Another rinse, boil and dry method. Sometimes when you buy seashells there is a gunk inside from the mollusk that had inhabited it, other times there is just dust or bits of seashell. Even if there is no noticeable gunk inside it is always best to sterilize the shells before offering them, and perhaps leaving a small amount of water in the shell if placed ‘hole upright’. I always start off by tapping the shell against the driftwood after making sure there isn’t a hermie inside. (it is always best to do an antenna count befor boiling any shells that have come out of the tank) Any substrate or bits that sometimes get caught inside the spirals are dumped into a ‘refuse’ bucket and then I rinse the shells and soak for a while, ready for boiling afterward. Sometimes if the shell is relatively clean I pour boiling water into a heatproof container (like Pyrex) filled with some shells, then repeat a few times after rinsing.

Climbing Toys

If made of wood I often rinse and either place in the microwave or sit in the sun to dry out. Some crabbers like to soak the wood before placing in a microwave in case the wood catches fire (yes it has happened before) and still others like to place the item within a plastic bag so that the steam actually helps to sterilize the wood and keep it moist, rather than evaporating off and leaving the wood too dry and thus catching fire on thin pieces.

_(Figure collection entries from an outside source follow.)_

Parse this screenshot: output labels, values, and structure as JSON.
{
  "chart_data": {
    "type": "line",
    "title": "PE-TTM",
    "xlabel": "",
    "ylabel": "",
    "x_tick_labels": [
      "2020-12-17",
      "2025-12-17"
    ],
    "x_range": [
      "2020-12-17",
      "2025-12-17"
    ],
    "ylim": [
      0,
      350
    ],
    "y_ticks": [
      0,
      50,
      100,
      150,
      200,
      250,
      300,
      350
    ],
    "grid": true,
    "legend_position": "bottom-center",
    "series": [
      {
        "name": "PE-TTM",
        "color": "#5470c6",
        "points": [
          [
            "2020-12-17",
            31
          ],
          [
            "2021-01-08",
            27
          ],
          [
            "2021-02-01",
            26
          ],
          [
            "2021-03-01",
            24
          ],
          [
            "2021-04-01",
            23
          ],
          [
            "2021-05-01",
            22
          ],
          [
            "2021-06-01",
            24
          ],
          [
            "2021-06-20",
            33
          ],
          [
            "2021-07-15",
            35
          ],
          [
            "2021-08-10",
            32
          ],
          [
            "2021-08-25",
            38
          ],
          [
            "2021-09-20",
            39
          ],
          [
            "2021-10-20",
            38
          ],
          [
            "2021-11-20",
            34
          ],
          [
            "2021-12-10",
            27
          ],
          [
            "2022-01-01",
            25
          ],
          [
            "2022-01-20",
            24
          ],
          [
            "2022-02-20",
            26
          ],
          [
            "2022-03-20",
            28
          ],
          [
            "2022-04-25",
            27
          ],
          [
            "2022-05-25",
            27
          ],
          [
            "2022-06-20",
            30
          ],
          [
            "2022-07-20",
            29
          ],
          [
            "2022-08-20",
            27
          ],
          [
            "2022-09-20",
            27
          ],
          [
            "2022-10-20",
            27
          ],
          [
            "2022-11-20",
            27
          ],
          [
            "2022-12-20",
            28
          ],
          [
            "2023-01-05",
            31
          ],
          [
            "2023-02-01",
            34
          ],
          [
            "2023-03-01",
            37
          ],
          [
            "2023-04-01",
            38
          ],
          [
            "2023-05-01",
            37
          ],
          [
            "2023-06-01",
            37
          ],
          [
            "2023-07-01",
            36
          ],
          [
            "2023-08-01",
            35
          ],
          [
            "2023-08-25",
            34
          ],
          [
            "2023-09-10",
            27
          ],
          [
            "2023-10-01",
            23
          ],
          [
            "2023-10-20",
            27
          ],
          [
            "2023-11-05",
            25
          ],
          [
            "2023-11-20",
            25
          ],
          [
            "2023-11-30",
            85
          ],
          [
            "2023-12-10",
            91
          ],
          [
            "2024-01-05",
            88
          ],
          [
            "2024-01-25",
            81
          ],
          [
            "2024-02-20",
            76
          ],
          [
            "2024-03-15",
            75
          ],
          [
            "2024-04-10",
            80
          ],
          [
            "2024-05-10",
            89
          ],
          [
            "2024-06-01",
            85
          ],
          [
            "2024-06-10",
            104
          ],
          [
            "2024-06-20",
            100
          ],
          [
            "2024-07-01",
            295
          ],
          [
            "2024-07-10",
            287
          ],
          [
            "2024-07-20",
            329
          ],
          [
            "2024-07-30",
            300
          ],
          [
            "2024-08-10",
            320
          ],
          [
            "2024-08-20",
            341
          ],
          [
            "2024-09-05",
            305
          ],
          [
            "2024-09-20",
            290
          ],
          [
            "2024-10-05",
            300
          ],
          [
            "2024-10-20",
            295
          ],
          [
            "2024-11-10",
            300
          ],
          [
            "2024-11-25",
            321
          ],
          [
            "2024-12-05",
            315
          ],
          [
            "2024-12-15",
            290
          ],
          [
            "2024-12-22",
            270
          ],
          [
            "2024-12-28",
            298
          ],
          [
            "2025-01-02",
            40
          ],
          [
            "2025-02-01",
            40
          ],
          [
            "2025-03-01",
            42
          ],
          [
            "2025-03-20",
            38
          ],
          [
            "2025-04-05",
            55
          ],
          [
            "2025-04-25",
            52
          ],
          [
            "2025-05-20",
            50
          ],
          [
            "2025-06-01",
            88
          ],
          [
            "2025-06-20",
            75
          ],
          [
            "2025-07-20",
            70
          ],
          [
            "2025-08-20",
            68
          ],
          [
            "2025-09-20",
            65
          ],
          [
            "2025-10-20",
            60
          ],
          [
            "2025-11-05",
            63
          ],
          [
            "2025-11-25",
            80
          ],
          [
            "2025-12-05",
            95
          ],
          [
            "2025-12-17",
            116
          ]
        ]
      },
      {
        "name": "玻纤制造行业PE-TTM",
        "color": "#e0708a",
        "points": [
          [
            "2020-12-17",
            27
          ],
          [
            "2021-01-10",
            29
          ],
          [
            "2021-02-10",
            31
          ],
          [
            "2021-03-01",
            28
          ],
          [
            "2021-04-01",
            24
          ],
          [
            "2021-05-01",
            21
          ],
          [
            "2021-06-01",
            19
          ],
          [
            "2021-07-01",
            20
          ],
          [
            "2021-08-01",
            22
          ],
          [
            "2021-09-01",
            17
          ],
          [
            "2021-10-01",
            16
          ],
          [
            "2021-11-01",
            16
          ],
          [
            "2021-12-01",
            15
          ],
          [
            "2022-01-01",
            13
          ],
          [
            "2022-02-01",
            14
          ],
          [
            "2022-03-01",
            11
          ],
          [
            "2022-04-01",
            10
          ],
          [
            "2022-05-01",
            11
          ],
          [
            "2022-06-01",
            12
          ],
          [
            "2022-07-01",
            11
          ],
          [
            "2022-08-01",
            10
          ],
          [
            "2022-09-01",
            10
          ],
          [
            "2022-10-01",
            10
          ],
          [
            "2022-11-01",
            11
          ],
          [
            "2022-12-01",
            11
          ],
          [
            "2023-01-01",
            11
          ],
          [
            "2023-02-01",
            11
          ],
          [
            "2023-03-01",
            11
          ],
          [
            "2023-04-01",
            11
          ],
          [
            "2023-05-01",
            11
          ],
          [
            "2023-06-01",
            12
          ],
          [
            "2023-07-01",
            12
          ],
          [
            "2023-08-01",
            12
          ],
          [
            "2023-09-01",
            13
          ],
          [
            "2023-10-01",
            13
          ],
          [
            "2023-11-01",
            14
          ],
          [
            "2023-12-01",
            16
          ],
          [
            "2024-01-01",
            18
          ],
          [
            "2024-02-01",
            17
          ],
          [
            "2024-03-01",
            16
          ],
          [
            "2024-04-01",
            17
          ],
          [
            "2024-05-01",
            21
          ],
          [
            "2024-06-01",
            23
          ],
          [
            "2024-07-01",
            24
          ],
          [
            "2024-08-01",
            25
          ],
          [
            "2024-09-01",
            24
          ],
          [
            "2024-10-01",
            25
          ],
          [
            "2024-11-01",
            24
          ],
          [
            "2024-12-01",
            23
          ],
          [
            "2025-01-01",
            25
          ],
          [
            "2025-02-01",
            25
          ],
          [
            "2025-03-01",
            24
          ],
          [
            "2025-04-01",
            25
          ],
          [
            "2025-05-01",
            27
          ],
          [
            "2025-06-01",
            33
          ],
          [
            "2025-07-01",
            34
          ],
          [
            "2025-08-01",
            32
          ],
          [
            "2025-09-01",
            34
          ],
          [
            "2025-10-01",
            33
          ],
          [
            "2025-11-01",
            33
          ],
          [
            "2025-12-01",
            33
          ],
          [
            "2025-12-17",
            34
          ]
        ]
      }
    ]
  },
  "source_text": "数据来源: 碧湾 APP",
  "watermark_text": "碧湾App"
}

If made of plastic, you want to be careful with the preparation method. Most plastic items are not boil friendly and definitely not bake friendly, so I often just pour some ‘recently boiled’ water onto them and let them soak for a bit

Water and Food Dishes

During the daily regime of removing the food and water dishes to replenish, I always empty excess or old food into a plastic bag-lined bucket/container and scrape with a piece of shell or plastic spoon, then wash them in water that is rather hot and with a drop of Tap Water Conditioner (or other dechlorinator) and set them to dry, either outside or on the windowsill. The ZooMed ReptiRock water dishes I use often develop a layer of ‘scum’ or residue from the bathing of the hermit crabs


Boil water and then pour it over the coral and let it sit for a while, especially if it has been bleached to whiteness and there is the faint smell of chlorine. After washing the coral, some have also baked it in the oven on a cookie sheet. Hermit Crabs often eat the coral and they definitely love to climb all over it. Try to be careful with the coral while cleaning as it is fairly fragile and usually expensive.

Plastic Item

Items such as Dwarf RunAbout exercise balls, feeding syringes, tank items and everything plastic that isn’t microwave proof should be treated with boiling water and left to sit, then rinsed and dried. If you have used it in the tank with damp sand or gravel or foodstuffs, it is often a good idea to add a little bit of vinegar and/or salt but make sure to rinse well before returning to the tank or using again. Whatever you do, don’t boil the exercise balls, or you will need to buy more.

Resin Items

Resin Items should be treated similarly as Plastic Items, especially if they are delicate. Because they are usually artificial rock or wood they are usually pretty easy to clean. You can use a scrubbing brush to get into small parts with any gunk, and remember to check for dust on a regular basis.